Le 20 juillet 2019
- Date de sortie : 5 juillet 2019
- Durée : 19mn
Avec Mercutio, Sean donne raison à toutes les attentes que l’on pouvait avoir sur lui. Ce premier projet est un concentré de mélancolie, à la fois aérien et dur.
- Copyright : Sean
Notre avis : Jusque-là on pensait Sean très à l’aise avec l’art de la communication ; on s’était peut-être trompé. Pourtant, en seulement deux clips, le discret rappeur parisien avait provoqué la surprise, pour la qualité des sons bien évidemment, mais également pour l’imagerie déployée via les deux vidéos et la manière dont se mettait en scène le rookie. De la discrétion sur les réseaux engendrait la curiosité, ainsi qu’une attente pour chaque nouveau son et surtout pour un premier projet. Un premier EP était annoncé, sans date pendant un temps. Alors on attendait, on attendait, on attendait, sans nouvelles depuis Mauvaise Nouvelle. Et qu’est-ce que l’on voit sur l’agenda Genius le 4 juillet ? Entre Mister You et Shotas, se trouve Sean avec son projet Mercutio. La date ? LE 5 JUILLET ! La discrétion comme pilier de la communication est un choix que l’on respecte et que l’on apprécie beaucoup, mais en début de carrière, faut pas non plus faire son Nekfeu post-Cyborg, s’il y a une volonté de se faire une petite place dans le rap français.
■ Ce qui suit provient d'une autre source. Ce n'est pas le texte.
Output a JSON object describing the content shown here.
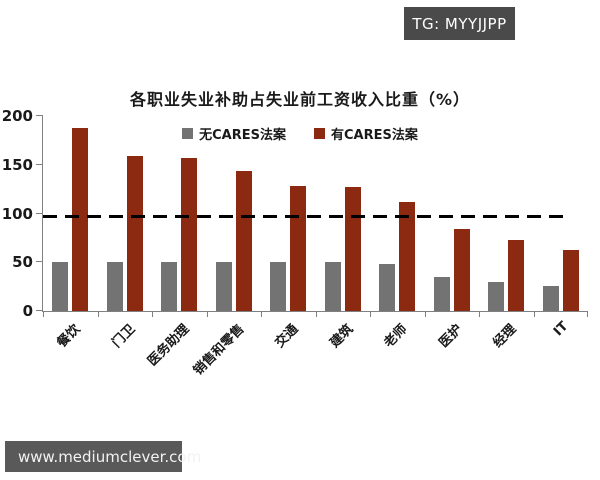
{
  "badges": {
    "tg": "TG: MYYJJPP",
    "watermark": "www.mediumclever.com"
  },
  "colors": {
    "series_no_cares": "#737373",
    "series_with_cares": "#8B2A10",
    "reference_line": "#000000",
    "badge_background": "#4a4a4a",
    "watermark_background": "#595959",
    "axis": "#808080"
  },
  "chart_data": {
    "type": "bar",
    "title": "各职业失业补助占失业前工资收入比重（%）",
    "categories": [
      "餐饮",
      "门卫",
      "医务助理",
      "销售和零售",
      "交通",
      "建筑",
      "老师",
      "医护",
      "经理",
      "IT"
    ],
    "series": [
      {
        "name": "无CARES法案",
        "color": "#737373",
        "values": [
          50,
          50,
          50,
          50,
          50,
          50,
          48,
          35,
          30,
          26
        ]
      },
      {
        "name": "有CARES法案",
        "color": "#8B2A10",
        "values": [
          188,
          159,
          157,
          144,
          128,
          127,
          112,
          84,
          73,
          63
        ]
      }
    ],
    "xlabel": "",
    "ylabel": "",
    "ylim": [
      0,
      200
    ],
    "yticks": [
      0,
      50,
      100,
      150,
      200
    ],
    "reference_line": {
      "value": 96,
      "style": "dashed",
      "color": "#000000"
    },
    "legend_position": "top-center",
    "grid": "off"
  }
}
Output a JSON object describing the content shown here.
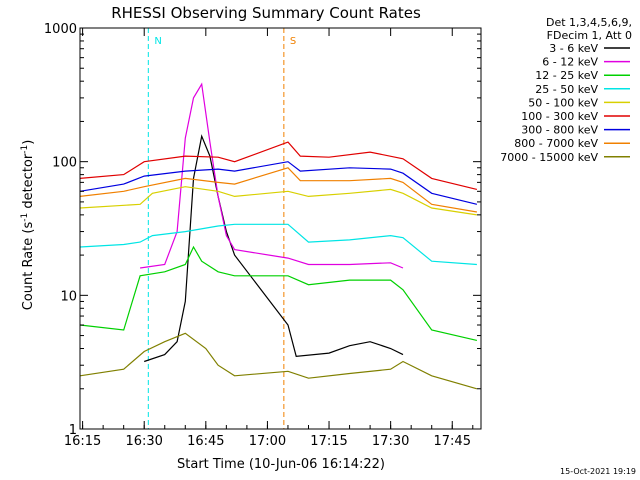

Pour l’instant, le projet ne semble profiter d’aucune réelle visibilité, alors qu’avec ce Mercutio, Sean écrit avec une grande assurance son identité atypique et déjà incomparable (à notre connaissance) avec une autre personnalité du rap français (j’ai lu un gars le comparer à Roms, c’est non).
- Copyright : Sean
Fidèle à ce qu’il avait déjà fait avec Mercutio (le morceau) et Mauvaise Nouvelle, Sean déploie sa mélancolie maladive sur un court format, moins de vingt minutes, Six morceaux, suffisants pour servir de carte de visite et immerger l’auditeur dans un univers d’une maîtrise déjà folle. Travaillant la question de l’affect sous le prisme de l’abstraction, le rappeur parisien étonne dans son jeu d’équilibriste constant, scrutant de loin la surenchère bouffonne dans laquelle il aurait pu facilement tomber. Musicalement, ce Mercutio impressionne par sa maturité et sa puissance, véhicule des émotions, si évocatrices que Sean peut se permettre d’altérer sa voix, de mâcher ses mots, de bouffer de la purée brûlante devant le micro ; autant dire qu’il ne faut pas s’attendre à tout comprendre. L’artiste joue souvent avec le feu sans jamais se cramer, comme s’il avait perfectionné son style en secret, avant de dévoiler quoi que ce soit publiquement (ce qui est sûrement le cas). Avec cet EP, on ressent plus qu’on ne comprend, même si tout n’est pas obscur dans les paroles du rappeur. Certaines rimes peuvent nous parler, nous toucher et même si le rap de Sean n’est pas orienté vers la punchline, on peut y reconnaître un sens de la concision parfois percutant.
- Copyright : Sean
Avec ce premier projet, le jeune rappeur parisien fait regretter à l’auditeur qu’il n’y ait que six morceaux à se mettre sous la dent, autant qu’il le satisfait d’avoir écouté un condensé aussi nourri musicalement et qu’un morceau de plus aurait pu gâcher. C’est la contradiction de ce Mercutio ; avec vingt minutes Sean introduit son univers sans prendre le risque de se montrer balourd, probablement le danger majeur lorsque l’on propose une forme musicale aussi ésotérique, profondément dépressive et nihiliste. Si les sonorités varient, avec une voix rendue totalement protéiforme par un mixage exemplaire (ainsi que par le travail de l’artiste, bien évidemment), le ton reste solidement identique tout au long de l’EP. Sean y parle surtout d’amour et de la merditude des choses, avec une écriture poétique aussi crue qu’elle peut sonner vraie, sans vraiment laisser une lueur d’espoir quelconque ou modérer son propos. Le concentré nervous breakdown marque l’esprit et l’EP se conclut au moment opportun, même si Pourquoi n’est pas le meilleur morceau de Mercutio et qu’il tease trop soudainement la suite (c’est pas le MCU là, fais pas de morceau post-générique). La pilule agit, elle qui fait léviter l’auditeur dans un environnement baignée par une noirceur, dont on ne sort qu’une fois l’album terminé. Avant de le relancer.